​TÜRK HALKI BATIYA NEDEN GÜVENSİN Kİ?

İlnur ÇEVİK 26 May 2017

İlnur ÇEVİK
Tüm Yazıları
Bunların adı "müttefik" ve "dost ülkeler" ama gerçekten Türk halkı bunları böyle kabul ediyor mu? Adına müttefik dediğimiz, dost dediğimiz insanların yıllardır ülkemize karşı yaptıkları, takındıkları tutumlar göz önüne alınınca gerçekten insanlarımızın bunları pek de dost olarak görmemesi gayet doğal…

Bunların adı “müttefik” ve “dost ülkeler” ama gerçekten Türk halkı bunları böyle kabul ediyor mu? Adına müttefik dediğimiz, dost dediğimiz insanların yıllardır ülkemize karşı yaptıkları, takındıkları tutumlar göz önüne alınınca gerçekten insanlarımızın bunları pek de dost olarak görmemesi gayet doğal…

Dün Cumhurbaşkanımız Recep Tayyip Erdoğan bu ülkelerin liderleri ile Brüksel’de NATO zirvesinde bir araya geldi… Bu liderler aylardır Türkiye’ye ve bilhassa Cumhurbaşkanımıza düşmanca bir tutum içindeler… Cumhurbaşkanımız onlara zirvede Türkiye’nin beklentilerini çok açık bir dille belirtti… Tabii ki bu liderler Cumhurbaşkanımızı dinleyecekler, hatta bazı konularda hak verdiklerini bile söyleyecekler ama daha sonra yine bildiklerini okuyacaklar hükümetimizin ve insanlarımızın iyi niyetini kötüye kullanacaklar…

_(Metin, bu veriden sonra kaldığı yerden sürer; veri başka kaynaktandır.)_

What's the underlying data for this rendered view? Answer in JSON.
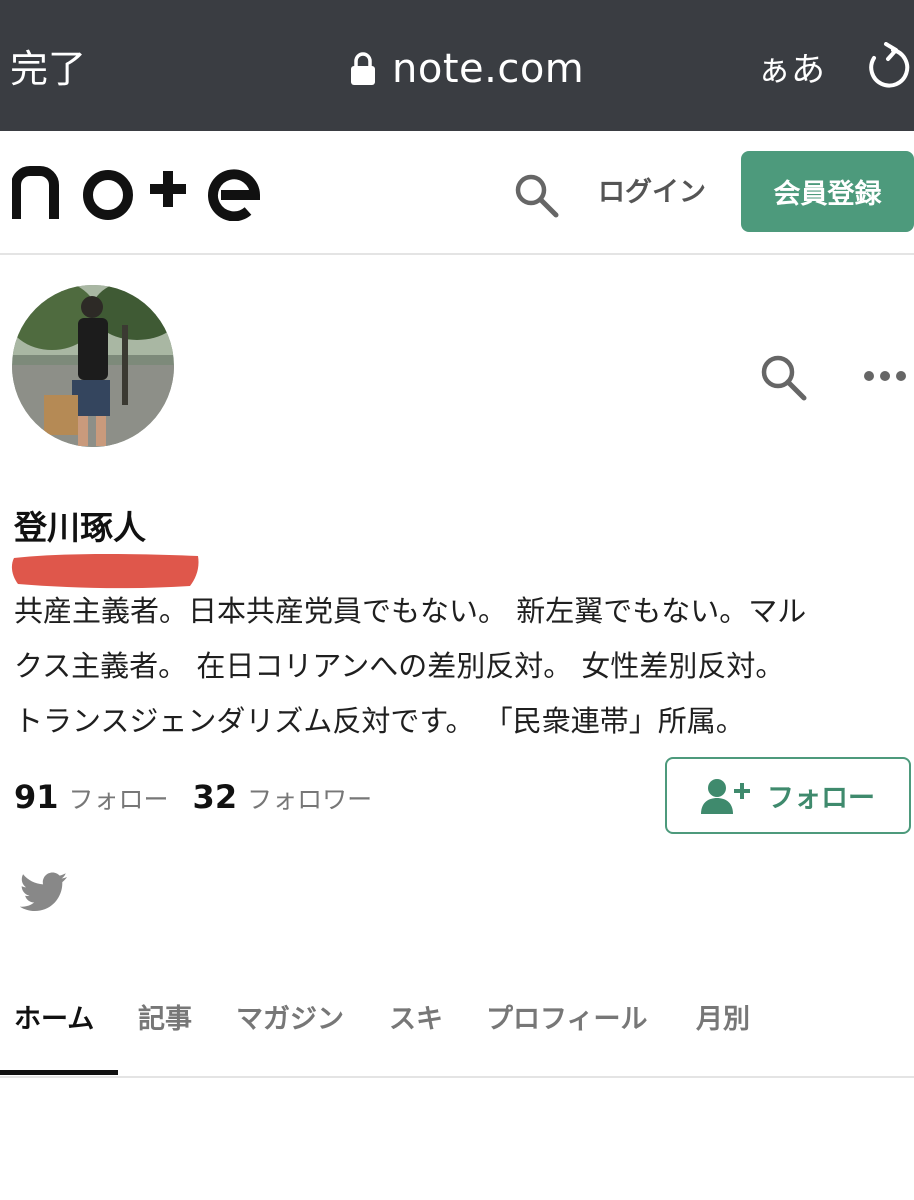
{
  "browser": {
    "done_label": "完了",
    "url": "note.com",
    "text_size_label": "ぁあ"
  },
  "header": {
    "logo_text": "note",
    "login_label": "ログイン",
    "register_label": "会員登録"
  },
  "profile": {
    "name": "登川琢人",
    "bio_lines": [
      "共産主義者。日本共産党員でもない。 新左翼でもない。マル",
      "クス主義者。 在日コリアンへの差別反対。 女性差別反対。",
      "トランスジェンダリズム反対です。 「民衆連帯」所属。"
    ],
    "following_count": "91",
    "following_label": "フォロー",
    "followers_count": "32",
    "followers_label": "フォロワー",
    "follow_button_label": "フォロー"
  },
  "tabs": [
    {
      "label": "ホーム",
      "active": true
    },
    {
      "label": "記事",
      "active": false
    },
    {
      "label": "マガジン",
      "active": false
    },
    {
      "label": "スキ",
      "active": false
    },
    {
      "label": "プロフィール",
      "active": false
    },
    {
      "label": "月別",
      "active": false
    }
  ],
  "colors": {
    "browser_bar": "#3a3d42",
    "brand_green": "#4d9a7c",
    "redaction": "#d93a2b"
  },
  "icons": {
    "lock": "lock-icon",
    "reload": "reload-icon",
    "search": "search-icon",
    "more": "more-horizontal-icon",
    "follow": "add-user-icon",
    "twitter": "twitter-icon"
  }
}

Peki, bunların bu olumsuz hatta düşmanca tutumları karşısında insanımız ne düşünmeli?

Türk halkı 15 Temmuz 2016’da sokaklara dökülerek tanklara ve F-16’lara rağmen kanlı bir darbeyi durdurdu. Bunu başka bir NATO ülkesinin halkı yapsaydı yalnız alkış almakla kalmaz müttefiklerden müthiş bir maddi ve manevi destek görürdü… Ama iş bize gelince bırak alkışı bazı liderler yarım ağızla “geçmiş olsun” dedi bazıları ise hiçbir şey demediği gibi tam aksine darbecilere destek verdi, onlara kol kanat gerdi, bir kısmına siyasi iltica hakkı verdi… Hatta insanlarımız bu ülkelerin darbeyi desteklediklerini belki de darbeyi planladıklarını düşünüyor…

Şimdi bu insanlar bizim “müttefikimiz” bunlar “dost” desek halkımız bize ne der?

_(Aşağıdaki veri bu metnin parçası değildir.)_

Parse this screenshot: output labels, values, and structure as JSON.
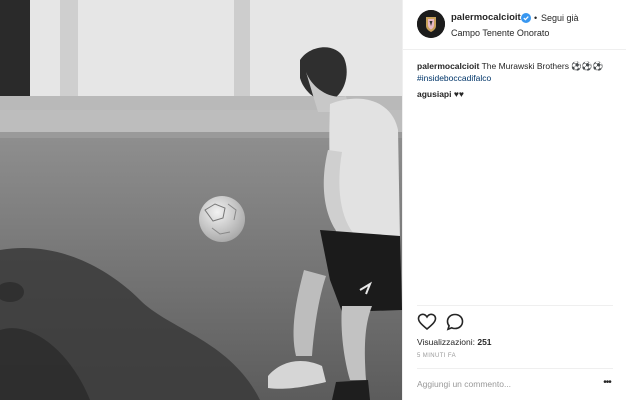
{
  "post": {
    "username": "palermocalcioit",
    "separator": "•",
    "follow_label": "Segui già",
    "location": "Campo Tenente Onorato",
    "caption_text": "The Murawski Brothers",
    "caption_emoji": "⚽⚽⚽",
    "hashtag": "#insideboccadifalco",
    "comment_username": "agusiapi",
    "comment_text": "♥♥",
    "views_label": "Visualizzazioni:",
    "views_count": "251",
    "time_ago": "5 MINUTI FA",
    "add_comment_placeholder": "Aggiungi un commento...",
    "more_label": "•••"
  },
  "icons": {
    "like": "heart-icon",
    "comment": "comment-bubble-icon",
    "verified": "verified-badge-icon",
    "more": "more-options-icon"
  },
  "colors": {
    "verified": "#3897f0",
    "hashtag": "#003569",
    "muted": "#999999",
    "text": "#262626"
  }
}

Dünya bir DEAŞ belası ile başa çıkamazken biz bunların yanında bir yanda PKK, bir yanda DHKP-C, bir yanda FETÖ ile boğuşuyoruz ve hala ayaktayız. Ama biz bunlarla dişe diş mücadele verirken NATO’lu “dostlarımız” ne yaptılar? Hiçbir şey… Tam tersine teröristlere kapılarını açıp onlara Türkiye aleyhtarı protestolar yaptırdılar…

Şimdi bu insanlar bizim “müttefikimiz” bunlar “dost” desek halkımız bize ne der?

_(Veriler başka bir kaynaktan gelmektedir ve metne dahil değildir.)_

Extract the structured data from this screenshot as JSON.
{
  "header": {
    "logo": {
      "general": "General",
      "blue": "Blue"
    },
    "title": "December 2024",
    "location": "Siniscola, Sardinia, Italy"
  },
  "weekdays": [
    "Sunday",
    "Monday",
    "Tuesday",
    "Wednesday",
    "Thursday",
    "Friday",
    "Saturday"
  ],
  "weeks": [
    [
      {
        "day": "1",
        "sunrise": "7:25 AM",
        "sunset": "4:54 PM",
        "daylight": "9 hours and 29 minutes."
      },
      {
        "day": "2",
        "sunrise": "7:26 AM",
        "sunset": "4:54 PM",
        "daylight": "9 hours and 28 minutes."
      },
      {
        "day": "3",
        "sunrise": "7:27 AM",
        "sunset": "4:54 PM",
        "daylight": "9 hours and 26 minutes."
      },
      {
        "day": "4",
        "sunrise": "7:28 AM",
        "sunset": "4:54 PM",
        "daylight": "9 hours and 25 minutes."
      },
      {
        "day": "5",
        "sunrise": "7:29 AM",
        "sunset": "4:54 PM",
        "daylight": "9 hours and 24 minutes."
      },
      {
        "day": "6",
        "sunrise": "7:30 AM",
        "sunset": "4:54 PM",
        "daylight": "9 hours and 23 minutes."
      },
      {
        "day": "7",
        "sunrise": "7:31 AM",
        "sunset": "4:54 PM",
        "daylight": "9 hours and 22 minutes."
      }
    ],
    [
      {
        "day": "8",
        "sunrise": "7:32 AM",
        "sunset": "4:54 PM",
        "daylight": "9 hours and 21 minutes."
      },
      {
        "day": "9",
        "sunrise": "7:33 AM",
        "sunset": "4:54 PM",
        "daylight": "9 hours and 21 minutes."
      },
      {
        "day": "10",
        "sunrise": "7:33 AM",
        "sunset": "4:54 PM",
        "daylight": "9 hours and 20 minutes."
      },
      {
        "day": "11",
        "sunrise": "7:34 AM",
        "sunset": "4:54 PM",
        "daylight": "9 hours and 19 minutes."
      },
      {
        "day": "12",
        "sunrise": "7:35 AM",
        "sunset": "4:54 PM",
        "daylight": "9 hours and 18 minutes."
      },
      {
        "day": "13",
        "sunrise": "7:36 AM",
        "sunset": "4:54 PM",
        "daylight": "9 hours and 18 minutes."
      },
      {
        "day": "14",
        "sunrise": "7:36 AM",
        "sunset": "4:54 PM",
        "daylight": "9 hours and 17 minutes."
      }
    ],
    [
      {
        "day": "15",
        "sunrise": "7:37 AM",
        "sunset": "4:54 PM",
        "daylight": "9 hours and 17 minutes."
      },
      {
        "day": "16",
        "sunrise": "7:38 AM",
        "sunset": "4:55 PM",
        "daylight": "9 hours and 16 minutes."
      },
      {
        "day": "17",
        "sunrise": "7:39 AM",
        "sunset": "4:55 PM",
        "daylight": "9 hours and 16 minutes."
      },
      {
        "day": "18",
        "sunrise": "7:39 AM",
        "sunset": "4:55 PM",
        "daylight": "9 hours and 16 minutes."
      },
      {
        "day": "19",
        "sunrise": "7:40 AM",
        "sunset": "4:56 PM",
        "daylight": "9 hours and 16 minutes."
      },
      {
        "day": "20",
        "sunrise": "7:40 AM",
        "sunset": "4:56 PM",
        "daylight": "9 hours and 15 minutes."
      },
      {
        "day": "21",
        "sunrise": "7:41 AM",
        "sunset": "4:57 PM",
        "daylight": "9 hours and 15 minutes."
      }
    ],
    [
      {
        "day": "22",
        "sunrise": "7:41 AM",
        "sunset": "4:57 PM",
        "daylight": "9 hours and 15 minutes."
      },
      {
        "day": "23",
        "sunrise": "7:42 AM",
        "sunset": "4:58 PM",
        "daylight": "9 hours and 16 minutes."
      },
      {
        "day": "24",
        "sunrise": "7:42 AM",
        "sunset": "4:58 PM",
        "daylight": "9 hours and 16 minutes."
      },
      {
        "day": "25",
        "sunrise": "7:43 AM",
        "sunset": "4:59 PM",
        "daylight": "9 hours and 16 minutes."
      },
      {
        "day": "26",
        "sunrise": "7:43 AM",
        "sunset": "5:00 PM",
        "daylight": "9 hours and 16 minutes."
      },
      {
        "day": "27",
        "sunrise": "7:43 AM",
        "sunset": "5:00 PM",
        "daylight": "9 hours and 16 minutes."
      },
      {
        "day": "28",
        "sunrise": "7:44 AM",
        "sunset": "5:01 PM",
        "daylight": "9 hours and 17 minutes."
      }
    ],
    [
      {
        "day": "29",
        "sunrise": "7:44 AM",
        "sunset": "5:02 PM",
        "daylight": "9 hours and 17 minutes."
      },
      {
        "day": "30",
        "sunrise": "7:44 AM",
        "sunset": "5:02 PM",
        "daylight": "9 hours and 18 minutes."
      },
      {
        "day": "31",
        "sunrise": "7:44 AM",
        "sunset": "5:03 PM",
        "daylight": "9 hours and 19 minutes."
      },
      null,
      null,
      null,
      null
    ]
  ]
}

Kıran kırana bir referandum süreci geçirdik. Bu kampanya sürecinde Avrupalı “dost” ülkeler ne yaptı? Cumhurbaşkanımızı diktatör ilan edip anayasa değişikliklerine “hayır” oyu için açıkça kampanya yaptılar, düşmanlık gösterdiler… O da yetmedi ülkelerinde bulunan Türkleri anayasa değişiklikleri konusunda aydınlatmak isteyen Türk bakanlarına ve siyasilerimize sınırlarını kapattılar, Aile Bakanımızı sınır dışı ettiler. Yani açıkça iç işlerimize karıştılar.

Şimdi bu insanlar bizim “müttefikimiz” bunlar “dost” desek halkımız bize ne der?

Recep Tayyip Erdoğan bugün var yarın yok. Bu dünya ne Turgut Özal’a, ne Süleyman Demirel’e, ne Bülent Ecevit’e ne de modern Türkiye’nin mimarı Kemal Atatürk’e kaldı. Yani Avrupalıların işi bu ülkenin halkı ile ve maalesef insanımız Avrupalılara ve Amerikalılara çoktan güvenini yitirdi. İşte esas mesele bu, onların kara kara düşünmesi gereken konu bu… Mesele yeniden Türk haklının kalbini kazanmak!